Youth Obesity Isn’t the Problem!

Youth Obesity Isn’t the Problem!

1 out of every 3 children in the U.S. is considered overweight or obese according to the Center for Disease Control. Obesity however is just a symptom of a much bigger problem.

Are you aware of what’s going on in the trenches? Are you paying attention to your child? The following are real life examples of the current culture:

Jeff’s parents want him to choose soccer now. Right now! And they want him to receive soccer specific training. The youth fitness professional explains his program for this age group isn’t sport specific. The parents choose not to enroll. By the way, Jeff is 6 years old.

Ryan has a basketball game at 8PM and then soccer practice the next morning at 6AM. Ryan is 9 years old. “They’re kids, they’ll adjust.” Did he eat before the game and the early practice? What was the quality of the food if he did eat? Is he getting enough sleep? Is he slouching in class all day? What are these kids adjusting to?

Michael is 12 and loves basketball. He’s a great kid, hard worker and very coachable. On the first day of basketball tryouts they have to run a mile and perform push-ups and sit-ups for one minute. Michael didn’t make it to day 2. He quit! This is a kid who loves basketball. Why would you seemingly do everything in your power to discourage a kid from enjoying something they love?

Maddie is 13. Her soccer coach tells her she needs to “get her feet moving.” But she received no help or coaching on HOW she should “get her feet moving.” Would that comment possibly have an impact on her self-confidence? At 13 Maddie is likely hitting a growth spurt that may make her foot work a tad awkward. She likely just needs an opportunity to work through this time. Shouldn’t the coach be aware of this?

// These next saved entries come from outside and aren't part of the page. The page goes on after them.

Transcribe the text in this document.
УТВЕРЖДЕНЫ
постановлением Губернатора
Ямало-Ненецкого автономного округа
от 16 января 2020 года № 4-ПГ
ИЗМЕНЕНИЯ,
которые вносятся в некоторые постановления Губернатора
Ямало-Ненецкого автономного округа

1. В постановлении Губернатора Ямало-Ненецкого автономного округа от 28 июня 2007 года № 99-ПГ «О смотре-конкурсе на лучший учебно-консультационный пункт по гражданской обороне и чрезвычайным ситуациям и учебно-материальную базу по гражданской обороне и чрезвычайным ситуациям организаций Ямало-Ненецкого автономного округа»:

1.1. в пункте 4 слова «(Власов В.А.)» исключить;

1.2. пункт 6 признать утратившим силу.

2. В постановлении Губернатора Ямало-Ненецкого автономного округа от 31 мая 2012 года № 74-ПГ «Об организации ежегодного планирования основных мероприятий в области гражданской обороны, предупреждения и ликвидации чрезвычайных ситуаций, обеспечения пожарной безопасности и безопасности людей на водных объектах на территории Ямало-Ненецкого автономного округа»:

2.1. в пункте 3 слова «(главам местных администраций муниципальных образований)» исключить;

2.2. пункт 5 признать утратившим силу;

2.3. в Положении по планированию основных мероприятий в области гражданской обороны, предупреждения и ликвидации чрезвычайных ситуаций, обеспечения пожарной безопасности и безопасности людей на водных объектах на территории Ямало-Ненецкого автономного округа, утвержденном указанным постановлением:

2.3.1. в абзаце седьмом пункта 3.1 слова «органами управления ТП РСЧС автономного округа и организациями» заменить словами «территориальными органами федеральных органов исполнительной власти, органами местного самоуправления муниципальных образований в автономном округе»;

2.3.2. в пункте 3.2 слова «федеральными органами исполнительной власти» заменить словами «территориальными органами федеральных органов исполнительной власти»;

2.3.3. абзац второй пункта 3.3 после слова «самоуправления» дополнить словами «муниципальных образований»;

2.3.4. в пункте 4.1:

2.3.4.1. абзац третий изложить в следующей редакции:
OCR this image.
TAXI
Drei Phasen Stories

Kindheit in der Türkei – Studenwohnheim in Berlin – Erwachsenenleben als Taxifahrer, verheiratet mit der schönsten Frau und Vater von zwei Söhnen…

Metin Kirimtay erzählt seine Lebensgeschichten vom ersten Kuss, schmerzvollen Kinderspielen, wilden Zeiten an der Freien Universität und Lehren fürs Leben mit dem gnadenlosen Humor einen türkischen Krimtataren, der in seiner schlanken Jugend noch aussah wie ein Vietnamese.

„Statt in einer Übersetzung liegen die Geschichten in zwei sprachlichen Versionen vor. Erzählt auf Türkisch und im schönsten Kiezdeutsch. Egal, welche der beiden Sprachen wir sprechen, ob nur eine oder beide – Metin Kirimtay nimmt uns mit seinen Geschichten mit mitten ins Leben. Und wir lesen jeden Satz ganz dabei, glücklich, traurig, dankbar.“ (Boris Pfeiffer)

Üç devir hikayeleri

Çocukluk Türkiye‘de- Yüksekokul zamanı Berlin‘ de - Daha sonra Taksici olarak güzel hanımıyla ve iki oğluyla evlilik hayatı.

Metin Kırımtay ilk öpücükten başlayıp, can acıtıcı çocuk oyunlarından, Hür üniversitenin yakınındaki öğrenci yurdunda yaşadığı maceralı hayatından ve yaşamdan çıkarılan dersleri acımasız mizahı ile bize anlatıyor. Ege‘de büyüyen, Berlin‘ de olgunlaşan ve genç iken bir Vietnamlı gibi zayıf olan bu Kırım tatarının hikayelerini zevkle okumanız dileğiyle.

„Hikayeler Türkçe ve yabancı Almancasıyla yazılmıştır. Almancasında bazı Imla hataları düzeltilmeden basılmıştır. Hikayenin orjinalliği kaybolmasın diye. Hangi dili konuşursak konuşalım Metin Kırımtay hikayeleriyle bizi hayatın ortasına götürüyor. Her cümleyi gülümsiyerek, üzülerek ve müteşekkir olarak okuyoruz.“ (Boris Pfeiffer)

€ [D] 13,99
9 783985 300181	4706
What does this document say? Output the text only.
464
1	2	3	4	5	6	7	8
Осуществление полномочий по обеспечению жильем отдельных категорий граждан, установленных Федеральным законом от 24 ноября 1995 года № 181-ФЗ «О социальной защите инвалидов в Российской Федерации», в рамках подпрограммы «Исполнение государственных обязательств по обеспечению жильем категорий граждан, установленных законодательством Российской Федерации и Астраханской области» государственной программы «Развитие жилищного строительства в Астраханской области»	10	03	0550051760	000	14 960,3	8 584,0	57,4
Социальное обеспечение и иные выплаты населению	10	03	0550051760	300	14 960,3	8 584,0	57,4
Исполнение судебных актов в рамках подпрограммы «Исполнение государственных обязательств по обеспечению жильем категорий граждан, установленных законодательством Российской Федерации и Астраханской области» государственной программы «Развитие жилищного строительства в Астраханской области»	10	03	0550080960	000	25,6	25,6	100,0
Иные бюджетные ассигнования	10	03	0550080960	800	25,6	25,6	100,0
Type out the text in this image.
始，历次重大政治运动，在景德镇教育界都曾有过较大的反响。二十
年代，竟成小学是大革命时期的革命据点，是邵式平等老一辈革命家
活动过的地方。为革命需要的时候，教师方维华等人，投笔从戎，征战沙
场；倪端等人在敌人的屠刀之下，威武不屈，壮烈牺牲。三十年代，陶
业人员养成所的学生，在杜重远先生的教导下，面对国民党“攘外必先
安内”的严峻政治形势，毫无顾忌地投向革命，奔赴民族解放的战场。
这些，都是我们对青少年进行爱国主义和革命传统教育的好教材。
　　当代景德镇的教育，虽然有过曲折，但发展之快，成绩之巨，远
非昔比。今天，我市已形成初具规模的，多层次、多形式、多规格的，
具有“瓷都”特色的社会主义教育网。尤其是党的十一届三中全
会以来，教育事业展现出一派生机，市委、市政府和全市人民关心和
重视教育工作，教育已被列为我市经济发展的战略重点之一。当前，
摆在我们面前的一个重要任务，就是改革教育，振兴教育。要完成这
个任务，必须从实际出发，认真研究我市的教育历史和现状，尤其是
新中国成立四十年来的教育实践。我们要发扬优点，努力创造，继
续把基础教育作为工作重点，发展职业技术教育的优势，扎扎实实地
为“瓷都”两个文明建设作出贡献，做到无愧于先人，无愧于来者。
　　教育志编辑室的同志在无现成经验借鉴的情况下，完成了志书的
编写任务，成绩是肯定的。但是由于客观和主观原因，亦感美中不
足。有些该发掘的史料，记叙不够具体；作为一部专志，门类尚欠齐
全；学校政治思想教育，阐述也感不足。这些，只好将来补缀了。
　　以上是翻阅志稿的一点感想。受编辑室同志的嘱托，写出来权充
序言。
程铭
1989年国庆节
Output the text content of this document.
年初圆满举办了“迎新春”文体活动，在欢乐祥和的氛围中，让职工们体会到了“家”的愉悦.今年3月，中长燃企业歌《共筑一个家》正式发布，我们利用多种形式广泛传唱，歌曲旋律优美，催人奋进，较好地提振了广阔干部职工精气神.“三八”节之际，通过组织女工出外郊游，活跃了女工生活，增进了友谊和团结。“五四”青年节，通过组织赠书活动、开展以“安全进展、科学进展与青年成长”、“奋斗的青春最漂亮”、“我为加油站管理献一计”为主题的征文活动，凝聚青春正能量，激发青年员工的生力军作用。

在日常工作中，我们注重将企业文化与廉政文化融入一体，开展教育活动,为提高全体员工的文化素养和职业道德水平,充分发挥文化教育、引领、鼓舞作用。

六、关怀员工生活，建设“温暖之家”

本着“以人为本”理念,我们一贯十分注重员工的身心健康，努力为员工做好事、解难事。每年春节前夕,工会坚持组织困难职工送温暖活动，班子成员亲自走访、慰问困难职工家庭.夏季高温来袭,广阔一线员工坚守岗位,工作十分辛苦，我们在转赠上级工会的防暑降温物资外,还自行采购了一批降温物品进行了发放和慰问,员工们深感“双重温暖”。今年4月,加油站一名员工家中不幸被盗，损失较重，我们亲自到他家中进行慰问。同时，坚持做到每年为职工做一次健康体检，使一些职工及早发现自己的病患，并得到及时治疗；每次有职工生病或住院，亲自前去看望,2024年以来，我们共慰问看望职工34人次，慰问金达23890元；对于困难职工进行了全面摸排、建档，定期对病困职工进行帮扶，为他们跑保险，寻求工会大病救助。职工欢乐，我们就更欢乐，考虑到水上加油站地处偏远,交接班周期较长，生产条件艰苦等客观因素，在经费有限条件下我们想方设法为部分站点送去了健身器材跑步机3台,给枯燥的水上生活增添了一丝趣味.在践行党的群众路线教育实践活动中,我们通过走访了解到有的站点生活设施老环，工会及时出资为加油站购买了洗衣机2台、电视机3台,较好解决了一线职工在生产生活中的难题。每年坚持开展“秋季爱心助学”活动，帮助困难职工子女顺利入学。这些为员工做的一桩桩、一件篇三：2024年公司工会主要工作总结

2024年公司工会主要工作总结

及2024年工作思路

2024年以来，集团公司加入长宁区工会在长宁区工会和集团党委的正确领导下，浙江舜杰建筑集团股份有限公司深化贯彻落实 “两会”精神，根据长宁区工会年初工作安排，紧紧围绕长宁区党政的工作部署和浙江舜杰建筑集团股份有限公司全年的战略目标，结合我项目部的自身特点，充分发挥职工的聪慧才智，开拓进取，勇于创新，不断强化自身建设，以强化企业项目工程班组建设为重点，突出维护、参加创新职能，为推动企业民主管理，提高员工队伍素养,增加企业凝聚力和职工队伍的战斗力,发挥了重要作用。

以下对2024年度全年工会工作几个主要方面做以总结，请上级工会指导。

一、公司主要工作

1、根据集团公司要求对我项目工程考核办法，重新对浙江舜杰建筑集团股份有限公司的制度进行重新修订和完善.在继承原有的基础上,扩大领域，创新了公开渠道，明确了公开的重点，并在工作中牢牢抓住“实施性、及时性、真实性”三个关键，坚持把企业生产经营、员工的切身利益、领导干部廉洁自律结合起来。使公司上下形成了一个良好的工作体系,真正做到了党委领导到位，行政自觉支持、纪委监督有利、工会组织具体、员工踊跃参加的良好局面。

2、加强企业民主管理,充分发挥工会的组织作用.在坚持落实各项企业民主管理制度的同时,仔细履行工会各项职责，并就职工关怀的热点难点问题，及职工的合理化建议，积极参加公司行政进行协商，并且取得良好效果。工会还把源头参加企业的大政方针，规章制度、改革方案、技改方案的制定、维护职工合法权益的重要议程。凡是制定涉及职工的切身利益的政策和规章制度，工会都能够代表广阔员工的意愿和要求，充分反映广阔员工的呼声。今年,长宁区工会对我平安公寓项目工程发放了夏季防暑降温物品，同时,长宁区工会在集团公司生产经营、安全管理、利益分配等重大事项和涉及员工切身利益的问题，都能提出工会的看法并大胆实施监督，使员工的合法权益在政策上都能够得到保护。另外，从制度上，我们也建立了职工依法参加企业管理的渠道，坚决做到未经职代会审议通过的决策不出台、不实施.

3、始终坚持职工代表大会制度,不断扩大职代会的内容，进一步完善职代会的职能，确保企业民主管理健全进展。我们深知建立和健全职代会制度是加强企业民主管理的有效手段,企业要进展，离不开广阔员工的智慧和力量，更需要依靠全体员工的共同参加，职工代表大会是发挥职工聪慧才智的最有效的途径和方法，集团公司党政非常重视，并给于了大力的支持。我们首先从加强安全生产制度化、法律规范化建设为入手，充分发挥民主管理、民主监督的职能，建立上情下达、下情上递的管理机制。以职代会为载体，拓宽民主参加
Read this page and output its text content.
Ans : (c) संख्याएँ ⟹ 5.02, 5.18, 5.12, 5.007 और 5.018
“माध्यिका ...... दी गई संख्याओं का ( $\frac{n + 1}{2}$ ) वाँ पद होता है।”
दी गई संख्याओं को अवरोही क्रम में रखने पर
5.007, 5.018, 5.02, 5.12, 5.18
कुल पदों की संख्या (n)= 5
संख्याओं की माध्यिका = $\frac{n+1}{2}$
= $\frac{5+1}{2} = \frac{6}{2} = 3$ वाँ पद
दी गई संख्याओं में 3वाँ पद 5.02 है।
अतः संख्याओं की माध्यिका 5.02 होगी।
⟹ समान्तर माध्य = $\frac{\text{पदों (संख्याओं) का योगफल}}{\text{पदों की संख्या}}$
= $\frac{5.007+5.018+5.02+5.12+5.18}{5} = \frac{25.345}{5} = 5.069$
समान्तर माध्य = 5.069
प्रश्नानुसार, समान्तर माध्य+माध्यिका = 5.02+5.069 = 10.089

Jon is 15 and plays football. He has been weight training for 2 years. Bench press, squats, dead lifts, hang-cleans. Jon owns the team record for freshmen in all those lifts. In shorts and a t-shirt Jon looks the part of an explosive young athlete. When Jon is asked to balance on his right foot and reach out and touch a cone with his left hand he can’t maintain his balance. His movers are very strong but his stabilizers have been neglected. Jon is impressive when standing in one spot lifting weights but he doesn’t move very well outside the weight room.

This is the culture that has been created over the past decade or so. It used to be kids played games. I’m not just talking sports but play in general. And when they did play sports they made their own rules and picked the teams themselves. They we forced to manage their egos get along and be creative. The games and leagues were created to serve them.

Now kids play organized sports year round. There is no “off-season.” Kids are scheduled “to death.” They are missing out on what used to come naturally. Now everything is organized and controlled. This new culture who is it really serving? Is it serving the kids or parents and coaches?

With this new culture are you paying attention to what’s happening? Is your kid happy? Are they getting anything accomplished?

Kids now train more than pro athletes! The pros have an off-season when they recover and recuperate from a long season. And those are fully developed men and women with highly trained professionals that manage their physical and nutritional needs.

Kids eat low quality food, don’t get enough sleep, and sit with poor posture in class all day. Then they get home and are rushed to games and practice the rest of the night. Where is the down time? When do they recover? What are their bodies adapting to?

Obesity is a sneeze! There is a bigger story at work here. Remember that 12 year old basketball player who loved the sport? Why did he quit? Who is coaching our kids and what are their objectives? Should it be results now or should the focus be on development?

If you think all obese kids are non-athletes you would be mistaken. Many obese children are in fact athletic but have had the enthusiasm for sport and play “coached” out of them.

Youth sport and fitness should be a process. Coaches and parents need to provide opportunities and environments that allow kids to teach themselves. This promotes freedom and creativity. That type of culture would be conducive to producing wonderful athletes but happy kids as well. When a kid is happy they dream big!

Kids love to play games. It’s time that kids are freed to have fun again!